Mammalian mRNAs are generated by complex and coordinated biogenesis pathways and acquire 5'-end m(7)G caps that play fundamental roles in processing and translation. Here we show that several selenoprotein mRNAs are not recognized efficiently by translation initiation factor eIF4E because they bear a hypermethylated cap. This cap modification is acquired via a 5'-end maturation pathway similar to that of the small nucle(ol)ar RNAs (sn- and snoRNAs). Our findings also establish that the trimethylguanosine synthase 1 (Tgs1) interacts with selenoprotein mRNAs for cap hypermethylation and that assembly chaperones and core proteins devoted to sn- and snoRNP maturation contribute to recruiting Tgs1 to selenoprotein mRNPs. We further demonstrate that the hypermethylated-capped selenoprotein mRNAs localize to the cytoplasm, are associated with polysomes and thus translated. Moreover, we found that the activity of Tgs1, but not of eIF4E, is required for the synthesis of the GPx1 selenoprotein in vivo.

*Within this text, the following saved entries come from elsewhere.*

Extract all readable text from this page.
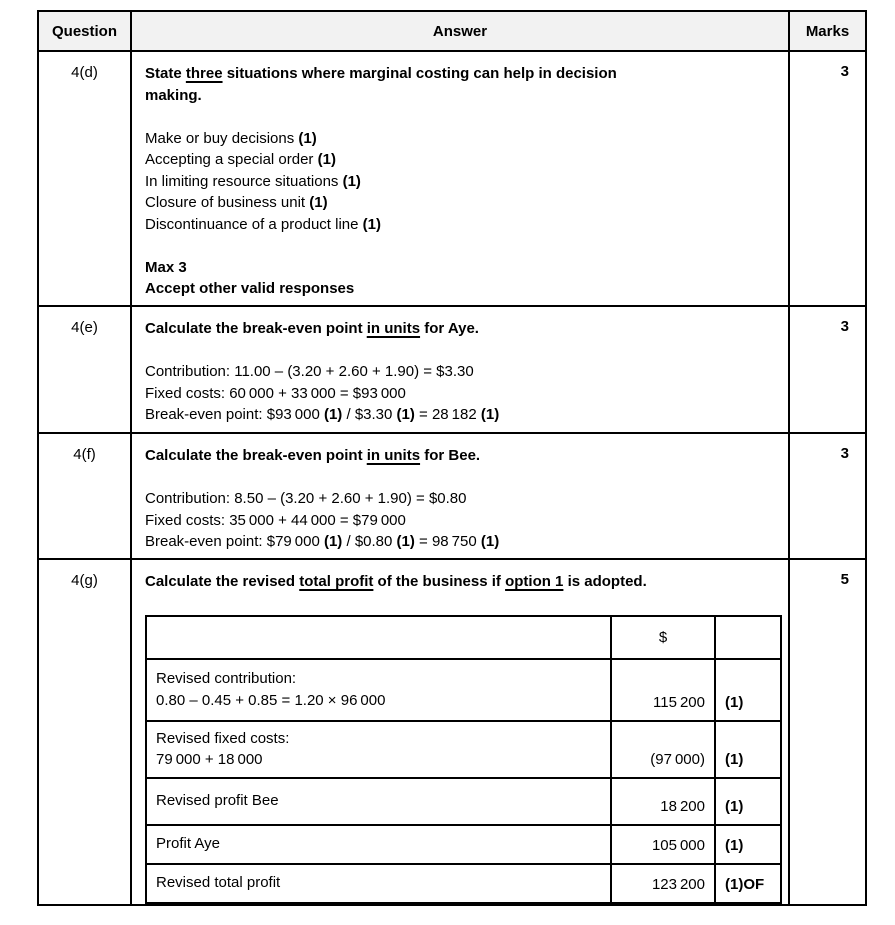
Question	Answer	Marks
4(d)	State three situations where marginal costing can help in decision
making.
Make or buy decisions (1)
Accepting a special order (1)
In limiting resource situations (1)
Closure of business unit (1)
Discontinuance of a product line (1)
Max 3
Accept other valid responses
	3
4(e)	Calculate the break-even point in units for Aye.
Contribution: 11.00 – (3.20 + 2.60 + 1.90) = $3.30
Fixed costs: 60 000 + 33 000 = $93 000
Break-even point: $93 000 (1) / $3.30 (1) = 28 182 (1)
	3
4(f)	Calculate the break-even point in units for Bee.
Contribution: 8.50 – (3.20 + 2.60 + 1.90) = $0.80
Fixed costs: 35 000 + 44 000 = $79 000
Break-even point: $79 000 (1) / $0.80 (1) = 98 750 (1)
	3
4(g)	Calculate the revised total profit of the business if option 1 is adopted.
	$	

Revised contribution:
0.80 – 0.45 + 0.85 = 1.20 × 96 000	115 200	(1)

Revised fixed costs:
79 000 + 18 000	(97 000)	(1)

Revised profit Bee	18 200	(1)

Profit Aye	105 000	(1)

Revised total profit	123 200	(1)OF
	5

Purification of mRNA-programmed translation initiation complexes suitable for mass spectrometry analysis.

Liquid Chromatography coupled to tandem mass spectrometry (nanoLC-MS/MS) is a powerful analytical technique for the identification and mass analysis of complex protein mixtures. Here, we present a combination of methods developed for the extensive/deep proteomic analysis of purified ribosome/mRNA particles assembled in rabbit reticulocyte lysate (RRL). Ribosomes are assembled on chimeric biotinylated mRNA-DNA molecules immobilized on streptavidin-coated beads and incubated with RRL to form initiation complexes. After washing steps, the complexes are trypsin-digested directly on the beads in semi-native condition or after their elution from the beads in denaturing Laemmli buffer. The nanoLC-MS/MS analysis performed on complexes assembled on ß-globin, viral HCV, and histone H4 mRNAs revealed significant differences in initiation factors composition in agreement with models of translation initiation used by these different types of mRNAs. Using Laemmli-denaturing condition induces release of deeply buried peptides from the ribosome and eukaryotic initiation factor 3 (eIF3) allowing the identification of the nearly complete set of ribosomal proteins.

Cap analogs containing 6-thioguanosine--reagents for the synthesis of mRNAs selectively photo-crosslinkable with cap-binding biomolecules.

Numerous biomolecules recognize the 7-methylguanosine cap structure present at the 5' ends of eukaryotic mRNAs. Photo-crosslinking is a valuable technique to study these interactions. We report three anti-reverse cap analogs containing a photo-activable nucleoside, 6-thioguanosine ((6S)G), that enable the synthesis of capped RNAs with (6S)G positioned exclusively as the first transcribed nucleotide. The effect of the 6-thioguanosine moiety on binding to the translation factor eIF4E and the efficiency of mRNA translation was determined. The utility of mRNAs with a (6S)G-modified cap in crosslinking experiments is shown by mapping the histone H4 cap-binding pocket.